There’s a word in Japanese that transliterates to “komorebi” and refers to a phenomenon for which there is no single word in English: the quality of light as it filters through foliage. Hirayama’s life and mind are full of shadows, despite the sunlight he keeps reaching for. The light of komorebi is not full brightness — it is glistening, ever-changing, full of variation. Hirayama loves this, and he photographs it because the constant capture of what other people miss — the subtle shifts in the canopy every single day — are for him another indication of the trees’ vitality.
Beyond the shadows, trees are a recurring motif in this film. There is the Skytree, which is the world’s tallest tower. In a bookstore, Hirayama buys a book entitled “Tree” by the author Aya Koda — “she deserves more recognition,” the bookseller tells him.

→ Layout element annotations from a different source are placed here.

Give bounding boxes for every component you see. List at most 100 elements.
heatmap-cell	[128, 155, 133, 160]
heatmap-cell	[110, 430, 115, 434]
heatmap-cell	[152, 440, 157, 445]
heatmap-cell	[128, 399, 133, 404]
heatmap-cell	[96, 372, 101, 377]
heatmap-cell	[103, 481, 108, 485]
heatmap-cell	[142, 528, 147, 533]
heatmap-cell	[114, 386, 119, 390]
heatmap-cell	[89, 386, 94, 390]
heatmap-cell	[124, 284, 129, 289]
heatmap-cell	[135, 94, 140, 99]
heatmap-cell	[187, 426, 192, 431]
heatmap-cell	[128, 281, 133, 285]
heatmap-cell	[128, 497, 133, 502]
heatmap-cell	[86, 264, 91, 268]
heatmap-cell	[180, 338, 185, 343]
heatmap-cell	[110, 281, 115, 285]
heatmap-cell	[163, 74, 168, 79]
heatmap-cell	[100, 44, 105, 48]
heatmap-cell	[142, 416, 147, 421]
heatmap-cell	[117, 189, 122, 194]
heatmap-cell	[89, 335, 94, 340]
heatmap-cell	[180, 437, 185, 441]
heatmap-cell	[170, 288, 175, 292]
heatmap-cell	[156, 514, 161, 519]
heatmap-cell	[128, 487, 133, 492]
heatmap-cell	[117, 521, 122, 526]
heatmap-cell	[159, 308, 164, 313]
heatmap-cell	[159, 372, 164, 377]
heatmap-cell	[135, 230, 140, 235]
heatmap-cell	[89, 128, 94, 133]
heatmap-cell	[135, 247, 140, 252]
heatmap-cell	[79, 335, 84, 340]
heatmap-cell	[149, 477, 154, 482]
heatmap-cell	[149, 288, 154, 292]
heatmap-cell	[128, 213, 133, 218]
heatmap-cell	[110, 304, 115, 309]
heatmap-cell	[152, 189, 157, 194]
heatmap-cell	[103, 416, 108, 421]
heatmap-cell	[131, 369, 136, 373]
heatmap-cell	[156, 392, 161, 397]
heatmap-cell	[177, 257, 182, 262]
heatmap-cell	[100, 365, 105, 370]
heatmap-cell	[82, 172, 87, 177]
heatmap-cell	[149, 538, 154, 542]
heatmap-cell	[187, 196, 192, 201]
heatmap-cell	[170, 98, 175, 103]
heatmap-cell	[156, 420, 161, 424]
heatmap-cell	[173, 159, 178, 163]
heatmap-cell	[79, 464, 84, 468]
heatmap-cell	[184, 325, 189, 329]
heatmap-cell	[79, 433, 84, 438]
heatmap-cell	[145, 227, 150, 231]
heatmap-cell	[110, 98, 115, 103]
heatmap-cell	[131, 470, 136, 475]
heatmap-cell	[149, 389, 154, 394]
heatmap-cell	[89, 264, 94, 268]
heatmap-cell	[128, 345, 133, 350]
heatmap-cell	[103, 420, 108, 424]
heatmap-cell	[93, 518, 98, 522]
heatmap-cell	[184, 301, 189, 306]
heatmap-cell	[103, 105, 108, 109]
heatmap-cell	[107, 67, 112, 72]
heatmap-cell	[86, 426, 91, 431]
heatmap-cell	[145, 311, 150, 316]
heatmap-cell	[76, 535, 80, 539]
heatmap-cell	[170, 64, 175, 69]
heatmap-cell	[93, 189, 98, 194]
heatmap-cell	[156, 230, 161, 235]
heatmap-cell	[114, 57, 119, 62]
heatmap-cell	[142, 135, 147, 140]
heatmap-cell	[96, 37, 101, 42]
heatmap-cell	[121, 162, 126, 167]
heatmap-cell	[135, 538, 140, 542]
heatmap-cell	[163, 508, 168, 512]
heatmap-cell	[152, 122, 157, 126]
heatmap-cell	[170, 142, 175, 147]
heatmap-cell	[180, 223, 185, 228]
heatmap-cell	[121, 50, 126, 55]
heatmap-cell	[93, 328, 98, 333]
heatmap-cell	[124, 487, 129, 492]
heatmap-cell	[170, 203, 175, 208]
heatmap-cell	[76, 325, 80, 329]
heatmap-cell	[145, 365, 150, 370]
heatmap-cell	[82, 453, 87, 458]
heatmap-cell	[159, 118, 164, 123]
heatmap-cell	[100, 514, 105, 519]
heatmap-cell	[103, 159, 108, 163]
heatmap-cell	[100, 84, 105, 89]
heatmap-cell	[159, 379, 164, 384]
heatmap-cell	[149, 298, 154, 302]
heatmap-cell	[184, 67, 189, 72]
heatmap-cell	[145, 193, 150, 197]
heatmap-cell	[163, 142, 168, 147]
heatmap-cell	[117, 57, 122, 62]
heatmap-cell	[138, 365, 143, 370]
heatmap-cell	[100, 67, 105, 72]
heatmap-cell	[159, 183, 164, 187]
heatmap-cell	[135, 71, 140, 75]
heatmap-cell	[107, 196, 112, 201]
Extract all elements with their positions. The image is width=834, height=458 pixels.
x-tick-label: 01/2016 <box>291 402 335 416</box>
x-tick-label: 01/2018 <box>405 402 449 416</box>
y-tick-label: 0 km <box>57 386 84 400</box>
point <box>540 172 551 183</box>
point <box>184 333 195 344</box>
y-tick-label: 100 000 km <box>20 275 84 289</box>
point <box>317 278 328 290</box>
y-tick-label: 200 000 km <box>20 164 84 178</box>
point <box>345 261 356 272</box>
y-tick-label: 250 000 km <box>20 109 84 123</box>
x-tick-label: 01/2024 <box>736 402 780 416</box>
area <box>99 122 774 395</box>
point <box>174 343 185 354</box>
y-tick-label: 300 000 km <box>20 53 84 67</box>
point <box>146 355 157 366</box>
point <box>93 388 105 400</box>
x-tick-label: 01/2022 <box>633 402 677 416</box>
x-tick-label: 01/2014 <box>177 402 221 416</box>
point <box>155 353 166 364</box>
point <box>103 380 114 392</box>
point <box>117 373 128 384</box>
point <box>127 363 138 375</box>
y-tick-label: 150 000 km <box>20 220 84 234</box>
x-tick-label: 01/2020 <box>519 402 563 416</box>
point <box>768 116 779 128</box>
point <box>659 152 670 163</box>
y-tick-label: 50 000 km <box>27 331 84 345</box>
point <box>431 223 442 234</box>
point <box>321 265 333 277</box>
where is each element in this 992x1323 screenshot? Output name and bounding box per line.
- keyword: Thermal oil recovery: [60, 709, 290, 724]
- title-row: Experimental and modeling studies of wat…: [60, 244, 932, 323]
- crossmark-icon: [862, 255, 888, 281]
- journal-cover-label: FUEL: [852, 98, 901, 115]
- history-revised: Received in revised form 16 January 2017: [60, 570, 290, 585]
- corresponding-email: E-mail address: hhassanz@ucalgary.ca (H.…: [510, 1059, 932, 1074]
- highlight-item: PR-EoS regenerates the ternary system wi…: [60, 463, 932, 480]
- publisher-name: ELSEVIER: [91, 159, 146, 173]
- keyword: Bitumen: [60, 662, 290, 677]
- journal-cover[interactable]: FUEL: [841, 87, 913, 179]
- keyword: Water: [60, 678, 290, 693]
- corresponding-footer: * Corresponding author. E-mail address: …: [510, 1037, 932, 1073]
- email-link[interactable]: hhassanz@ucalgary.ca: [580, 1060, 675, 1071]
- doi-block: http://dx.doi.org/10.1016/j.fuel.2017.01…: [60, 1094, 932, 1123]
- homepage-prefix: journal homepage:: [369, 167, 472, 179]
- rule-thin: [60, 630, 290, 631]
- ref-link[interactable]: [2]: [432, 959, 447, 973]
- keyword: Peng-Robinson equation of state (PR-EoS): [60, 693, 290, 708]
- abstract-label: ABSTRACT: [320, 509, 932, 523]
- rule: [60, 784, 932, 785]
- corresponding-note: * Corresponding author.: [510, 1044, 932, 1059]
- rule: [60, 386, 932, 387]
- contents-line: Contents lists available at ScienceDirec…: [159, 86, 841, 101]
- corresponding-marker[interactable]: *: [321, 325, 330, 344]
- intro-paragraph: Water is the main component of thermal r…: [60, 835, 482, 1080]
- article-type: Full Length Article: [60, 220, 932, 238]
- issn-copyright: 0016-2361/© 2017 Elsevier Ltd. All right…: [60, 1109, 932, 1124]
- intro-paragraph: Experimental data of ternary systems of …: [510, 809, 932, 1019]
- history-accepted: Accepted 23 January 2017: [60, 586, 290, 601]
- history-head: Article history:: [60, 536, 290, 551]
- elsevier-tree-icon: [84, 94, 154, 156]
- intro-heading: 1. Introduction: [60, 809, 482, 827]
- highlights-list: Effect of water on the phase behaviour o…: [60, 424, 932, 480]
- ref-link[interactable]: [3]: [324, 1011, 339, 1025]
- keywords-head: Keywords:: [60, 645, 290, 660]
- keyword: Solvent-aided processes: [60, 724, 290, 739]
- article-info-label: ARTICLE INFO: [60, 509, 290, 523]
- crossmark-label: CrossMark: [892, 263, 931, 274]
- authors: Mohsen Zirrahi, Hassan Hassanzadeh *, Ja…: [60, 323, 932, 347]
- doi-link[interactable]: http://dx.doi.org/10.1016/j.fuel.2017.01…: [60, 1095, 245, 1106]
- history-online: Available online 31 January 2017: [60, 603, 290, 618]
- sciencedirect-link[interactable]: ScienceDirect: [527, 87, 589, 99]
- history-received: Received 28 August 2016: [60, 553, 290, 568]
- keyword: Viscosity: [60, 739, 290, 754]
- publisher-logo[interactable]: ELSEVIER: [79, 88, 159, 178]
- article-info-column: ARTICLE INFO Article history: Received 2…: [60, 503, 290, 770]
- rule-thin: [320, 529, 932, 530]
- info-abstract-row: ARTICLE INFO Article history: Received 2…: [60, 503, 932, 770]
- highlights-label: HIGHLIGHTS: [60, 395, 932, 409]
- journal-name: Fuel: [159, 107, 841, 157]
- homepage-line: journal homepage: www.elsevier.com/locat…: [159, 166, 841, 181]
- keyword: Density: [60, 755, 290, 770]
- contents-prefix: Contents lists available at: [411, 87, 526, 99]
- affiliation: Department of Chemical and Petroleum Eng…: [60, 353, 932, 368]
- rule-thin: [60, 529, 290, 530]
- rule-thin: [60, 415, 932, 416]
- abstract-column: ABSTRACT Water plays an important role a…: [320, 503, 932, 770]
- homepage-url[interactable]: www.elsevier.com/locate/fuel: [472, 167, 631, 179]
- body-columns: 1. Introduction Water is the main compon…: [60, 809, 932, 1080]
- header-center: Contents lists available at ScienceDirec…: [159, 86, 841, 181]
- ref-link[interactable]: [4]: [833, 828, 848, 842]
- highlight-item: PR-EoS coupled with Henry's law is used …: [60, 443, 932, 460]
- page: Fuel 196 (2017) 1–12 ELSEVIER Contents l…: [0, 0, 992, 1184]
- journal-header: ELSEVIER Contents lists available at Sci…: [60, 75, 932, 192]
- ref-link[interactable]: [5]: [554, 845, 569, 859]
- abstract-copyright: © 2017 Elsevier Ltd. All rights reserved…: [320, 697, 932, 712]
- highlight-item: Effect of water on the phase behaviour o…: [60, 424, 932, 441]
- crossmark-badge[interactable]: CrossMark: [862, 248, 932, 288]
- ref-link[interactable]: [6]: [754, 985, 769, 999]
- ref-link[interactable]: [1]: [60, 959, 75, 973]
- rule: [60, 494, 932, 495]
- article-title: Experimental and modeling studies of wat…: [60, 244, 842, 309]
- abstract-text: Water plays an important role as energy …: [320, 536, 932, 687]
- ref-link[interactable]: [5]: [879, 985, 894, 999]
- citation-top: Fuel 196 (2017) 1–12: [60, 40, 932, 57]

And of course, there are the literal trees, always standing near the public toilets that Hirayama cleans. Trees put down roots and grow so slowly and imperceptibly that you can’t really notice. But they’re also markers of time, holding in their rings the evidence of radiation, precipitation, climate change and much more.
I wonder, a little, if Hirayama thinks of himself as related to the trees. When he spots a seedling that won’t grow without proper sunlight, he pulls a small folded pocket made of newsprint out of his wallet, spoons a bit of dirt in, adds the seedling, and brings it home to nurture there. He smiles at the saplings in his home, which he’ll bring outside one day. The trees represent something vital about life, the casting of sun and shadow both vital and inevitable to existence.
The title of “Perfect Days” is a reference to Lou Reed’s song “Perfect Day,” which plays one morning on Hirayama’s tape deck. “You just keep me hanging on,” the chorus repeats. Hirayama’s way of hanging on involves living with the shadows, appreciating the quality of the sunlight and putting down deep, deep roots.
Rated PG for some beer drinking and an immature co-worker. In Japanese, with subtitles. Running time: 2 hours 3 minutes. In theaters.